La realidad nos envuelve. Nuevas o viejas caras con nuevas o viejas ideas, que por haber gozado de legitimidad en otro tiempo, se las pretende usar de escudo para validar el presente, logrando únicamente violentar la memoria, insultar la historia y subestimar al pueblo. Si sólo detrás de ese escudo se encuentras las ideas antagónicas, que por subterráneas se creen invisibles.

El presente reclama activismo. Reclama conciencia. En el ahora se construye el presente. En las vísperas del bicentenario, vuelven a la mente signos y sistemas que blandidos por recíprocos enemigos, se tornan vacíos y ajenos a las ideas que les dieron contenido.
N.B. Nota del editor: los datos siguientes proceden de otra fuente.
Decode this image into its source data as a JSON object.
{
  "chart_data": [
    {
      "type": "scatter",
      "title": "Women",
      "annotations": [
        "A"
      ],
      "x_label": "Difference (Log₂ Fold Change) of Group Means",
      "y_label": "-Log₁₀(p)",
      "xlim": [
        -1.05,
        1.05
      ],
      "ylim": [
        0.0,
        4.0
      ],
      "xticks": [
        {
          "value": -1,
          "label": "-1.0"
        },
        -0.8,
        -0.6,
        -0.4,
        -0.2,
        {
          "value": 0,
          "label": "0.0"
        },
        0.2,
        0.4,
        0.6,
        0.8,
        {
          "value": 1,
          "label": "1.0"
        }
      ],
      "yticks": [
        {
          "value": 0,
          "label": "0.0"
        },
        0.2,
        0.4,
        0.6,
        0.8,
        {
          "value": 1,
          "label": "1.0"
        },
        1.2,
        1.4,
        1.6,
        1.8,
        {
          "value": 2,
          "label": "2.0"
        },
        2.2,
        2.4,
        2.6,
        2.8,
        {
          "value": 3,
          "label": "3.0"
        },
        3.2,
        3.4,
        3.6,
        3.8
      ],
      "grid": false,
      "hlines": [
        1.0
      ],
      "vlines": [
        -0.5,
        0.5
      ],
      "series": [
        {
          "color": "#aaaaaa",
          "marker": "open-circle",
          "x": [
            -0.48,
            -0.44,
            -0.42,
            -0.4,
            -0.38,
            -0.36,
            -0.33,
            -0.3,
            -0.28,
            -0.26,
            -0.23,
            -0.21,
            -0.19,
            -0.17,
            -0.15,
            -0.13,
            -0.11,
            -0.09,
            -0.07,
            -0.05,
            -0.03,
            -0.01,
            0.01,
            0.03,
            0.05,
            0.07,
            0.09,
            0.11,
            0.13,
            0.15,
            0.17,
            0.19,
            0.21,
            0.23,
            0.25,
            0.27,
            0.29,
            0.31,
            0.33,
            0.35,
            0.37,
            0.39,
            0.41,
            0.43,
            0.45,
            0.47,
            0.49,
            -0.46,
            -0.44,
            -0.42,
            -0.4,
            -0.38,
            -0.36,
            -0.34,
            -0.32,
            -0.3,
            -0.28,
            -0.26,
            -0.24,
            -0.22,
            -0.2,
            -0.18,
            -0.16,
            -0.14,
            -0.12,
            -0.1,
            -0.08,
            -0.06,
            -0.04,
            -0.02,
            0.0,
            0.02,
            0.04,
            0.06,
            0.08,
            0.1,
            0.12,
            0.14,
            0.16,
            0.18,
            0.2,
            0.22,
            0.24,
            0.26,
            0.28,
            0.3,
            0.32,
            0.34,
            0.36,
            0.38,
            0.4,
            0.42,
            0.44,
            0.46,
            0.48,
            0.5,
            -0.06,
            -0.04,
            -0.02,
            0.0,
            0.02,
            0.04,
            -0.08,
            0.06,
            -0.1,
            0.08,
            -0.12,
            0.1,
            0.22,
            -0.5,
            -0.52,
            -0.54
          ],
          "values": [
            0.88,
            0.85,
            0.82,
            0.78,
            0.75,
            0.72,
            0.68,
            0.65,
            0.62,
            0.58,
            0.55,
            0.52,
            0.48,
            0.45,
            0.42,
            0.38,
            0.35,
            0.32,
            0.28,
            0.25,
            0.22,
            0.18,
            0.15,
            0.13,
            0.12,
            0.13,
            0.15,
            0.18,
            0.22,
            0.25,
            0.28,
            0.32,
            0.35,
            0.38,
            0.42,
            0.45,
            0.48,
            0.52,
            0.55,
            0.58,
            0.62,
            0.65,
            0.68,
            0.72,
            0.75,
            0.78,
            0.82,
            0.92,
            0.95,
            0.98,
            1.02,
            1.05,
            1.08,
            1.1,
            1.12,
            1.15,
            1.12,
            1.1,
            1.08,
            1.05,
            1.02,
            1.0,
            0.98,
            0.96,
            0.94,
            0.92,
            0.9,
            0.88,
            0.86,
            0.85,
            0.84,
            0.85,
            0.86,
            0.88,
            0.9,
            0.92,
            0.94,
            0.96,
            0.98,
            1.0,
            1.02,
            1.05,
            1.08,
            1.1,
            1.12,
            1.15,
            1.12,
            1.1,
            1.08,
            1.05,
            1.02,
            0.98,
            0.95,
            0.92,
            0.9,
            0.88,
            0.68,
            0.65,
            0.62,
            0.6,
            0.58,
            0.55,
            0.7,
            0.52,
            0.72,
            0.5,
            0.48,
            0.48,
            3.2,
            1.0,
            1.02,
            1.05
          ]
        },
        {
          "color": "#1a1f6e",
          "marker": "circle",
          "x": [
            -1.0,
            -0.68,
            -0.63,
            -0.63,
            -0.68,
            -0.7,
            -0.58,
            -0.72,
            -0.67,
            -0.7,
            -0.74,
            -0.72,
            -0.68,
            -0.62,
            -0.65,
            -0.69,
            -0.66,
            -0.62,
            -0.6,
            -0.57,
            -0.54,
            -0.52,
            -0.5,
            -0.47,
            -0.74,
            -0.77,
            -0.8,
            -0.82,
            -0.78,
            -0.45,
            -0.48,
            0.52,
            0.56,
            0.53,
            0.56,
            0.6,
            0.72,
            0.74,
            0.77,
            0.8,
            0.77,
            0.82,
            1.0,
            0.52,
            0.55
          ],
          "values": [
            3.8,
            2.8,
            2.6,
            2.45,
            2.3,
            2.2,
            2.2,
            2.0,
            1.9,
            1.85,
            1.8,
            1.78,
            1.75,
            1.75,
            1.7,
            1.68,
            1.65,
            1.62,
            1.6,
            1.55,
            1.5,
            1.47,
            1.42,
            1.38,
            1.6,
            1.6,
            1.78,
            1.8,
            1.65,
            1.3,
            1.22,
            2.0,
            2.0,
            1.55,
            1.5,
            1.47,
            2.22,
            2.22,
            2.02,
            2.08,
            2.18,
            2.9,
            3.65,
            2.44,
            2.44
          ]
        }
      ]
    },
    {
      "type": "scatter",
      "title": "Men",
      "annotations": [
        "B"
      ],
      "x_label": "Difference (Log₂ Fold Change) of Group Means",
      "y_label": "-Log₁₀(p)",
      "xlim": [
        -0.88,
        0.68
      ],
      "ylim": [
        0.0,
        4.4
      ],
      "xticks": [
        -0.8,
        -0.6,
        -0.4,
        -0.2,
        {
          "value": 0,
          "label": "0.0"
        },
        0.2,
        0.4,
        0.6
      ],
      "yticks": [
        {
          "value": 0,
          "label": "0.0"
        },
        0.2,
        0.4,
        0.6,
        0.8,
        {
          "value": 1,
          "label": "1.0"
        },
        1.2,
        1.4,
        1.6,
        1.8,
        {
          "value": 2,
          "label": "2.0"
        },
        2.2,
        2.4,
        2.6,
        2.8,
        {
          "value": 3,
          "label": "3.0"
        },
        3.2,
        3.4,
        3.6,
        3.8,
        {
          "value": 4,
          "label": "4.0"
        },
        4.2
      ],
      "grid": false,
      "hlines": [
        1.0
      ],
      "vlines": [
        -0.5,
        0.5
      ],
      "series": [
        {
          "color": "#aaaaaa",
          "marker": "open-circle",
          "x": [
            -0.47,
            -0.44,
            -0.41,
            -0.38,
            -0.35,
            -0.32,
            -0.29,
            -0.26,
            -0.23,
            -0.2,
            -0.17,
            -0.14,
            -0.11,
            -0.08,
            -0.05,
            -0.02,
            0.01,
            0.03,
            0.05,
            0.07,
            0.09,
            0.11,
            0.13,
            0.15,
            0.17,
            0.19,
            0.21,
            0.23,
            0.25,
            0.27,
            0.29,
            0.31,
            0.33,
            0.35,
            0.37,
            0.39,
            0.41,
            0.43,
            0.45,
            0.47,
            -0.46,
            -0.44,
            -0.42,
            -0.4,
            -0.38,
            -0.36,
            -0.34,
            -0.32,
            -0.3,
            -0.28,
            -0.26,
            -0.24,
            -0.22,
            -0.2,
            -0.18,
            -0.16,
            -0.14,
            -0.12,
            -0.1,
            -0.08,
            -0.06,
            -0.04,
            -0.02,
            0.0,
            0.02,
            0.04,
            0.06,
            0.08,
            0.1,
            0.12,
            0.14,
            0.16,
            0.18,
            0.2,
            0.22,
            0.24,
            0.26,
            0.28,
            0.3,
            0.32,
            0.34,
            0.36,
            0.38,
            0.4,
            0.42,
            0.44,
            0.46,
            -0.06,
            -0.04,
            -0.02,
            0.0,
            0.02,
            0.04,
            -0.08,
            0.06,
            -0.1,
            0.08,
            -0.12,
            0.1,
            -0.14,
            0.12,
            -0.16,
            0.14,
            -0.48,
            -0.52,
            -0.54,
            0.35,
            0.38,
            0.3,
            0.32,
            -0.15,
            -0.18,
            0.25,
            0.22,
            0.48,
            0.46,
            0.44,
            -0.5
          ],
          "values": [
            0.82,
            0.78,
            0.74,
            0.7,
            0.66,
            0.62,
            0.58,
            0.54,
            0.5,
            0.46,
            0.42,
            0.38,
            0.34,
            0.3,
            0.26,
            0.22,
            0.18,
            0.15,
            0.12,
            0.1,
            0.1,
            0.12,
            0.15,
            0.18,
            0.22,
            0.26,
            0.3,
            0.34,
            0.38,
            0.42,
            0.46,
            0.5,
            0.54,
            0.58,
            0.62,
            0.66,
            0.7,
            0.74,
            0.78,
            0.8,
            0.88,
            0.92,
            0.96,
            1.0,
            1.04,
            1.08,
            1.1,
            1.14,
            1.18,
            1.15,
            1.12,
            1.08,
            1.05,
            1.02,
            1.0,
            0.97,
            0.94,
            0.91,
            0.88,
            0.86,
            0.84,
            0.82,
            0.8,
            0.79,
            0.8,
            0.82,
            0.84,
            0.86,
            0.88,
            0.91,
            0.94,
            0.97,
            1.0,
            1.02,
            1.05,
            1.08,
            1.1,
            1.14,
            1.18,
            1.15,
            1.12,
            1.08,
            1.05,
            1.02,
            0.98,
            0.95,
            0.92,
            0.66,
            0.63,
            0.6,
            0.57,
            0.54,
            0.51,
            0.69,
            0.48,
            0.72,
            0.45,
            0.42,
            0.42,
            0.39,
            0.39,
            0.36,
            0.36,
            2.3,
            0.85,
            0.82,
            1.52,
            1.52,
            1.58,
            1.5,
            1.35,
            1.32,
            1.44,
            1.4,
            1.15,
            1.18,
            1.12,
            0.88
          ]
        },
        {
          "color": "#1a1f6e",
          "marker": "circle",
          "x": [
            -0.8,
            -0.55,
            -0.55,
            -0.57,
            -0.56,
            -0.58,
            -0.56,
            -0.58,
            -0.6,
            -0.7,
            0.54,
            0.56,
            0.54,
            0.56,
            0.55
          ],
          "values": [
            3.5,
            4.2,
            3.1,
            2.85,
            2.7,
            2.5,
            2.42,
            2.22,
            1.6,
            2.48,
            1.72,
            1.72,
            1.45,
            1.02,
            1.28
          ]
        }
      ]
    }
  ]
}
El presente reclama ideas. Reclama una solución que repare las estructuras dañadas desde el principio. Los proyectos olvidados. La necesidad urgente de quienes no pueden esperar el ciclo de un cultivo o de una economía. Muchas personas nacen, viven y mueren sin saber por qué vivieron como lo hicieron, y lo que es peor: sin preguntárselo. El mundo ofrece los elementos para saciar las necesidades del hombre. El equilibrio tiene estricta relación con la responsabilidad. Y en nuestro orden la que más importa es la responsabilidad del ciudadano, que no es otra cosa que conciencia y política. Ésta impulsa a la del actor que si bien no es el principal, es importante, este es el político. El funcionario. Él debe ser objeto de toda la presión, pues es quien tiene que actuar con claridad, transparencia y trabajar incansablemente.

Entiendo que el primer escalón, es éste: la conciencia política de quien por opción no la ejerce. Porque aquél desganado y escéptico es el ejemplo de la causa que conduce a dejar libre las posibilidades del fracaso. Como dijo Bertolt BrechtEl peor analfabeto, es el analfabeto político. No oye, no habla, no participa de los acontecimientos políticos. No sabe que el costo de la vida, el precio del poroto, del pan, de la carne, del vestido, del zapato y de los remedios, dependen de decisiones políticas. Es tan burro que se enorgullece y ensancha el pecho diciendo que odia la política. No sabe que de su ignorancia política nace la prostituta, el niño abandonado y el peor de todos los bandidos: el político corrupto, mequetrefe y lacayo del gran capital”.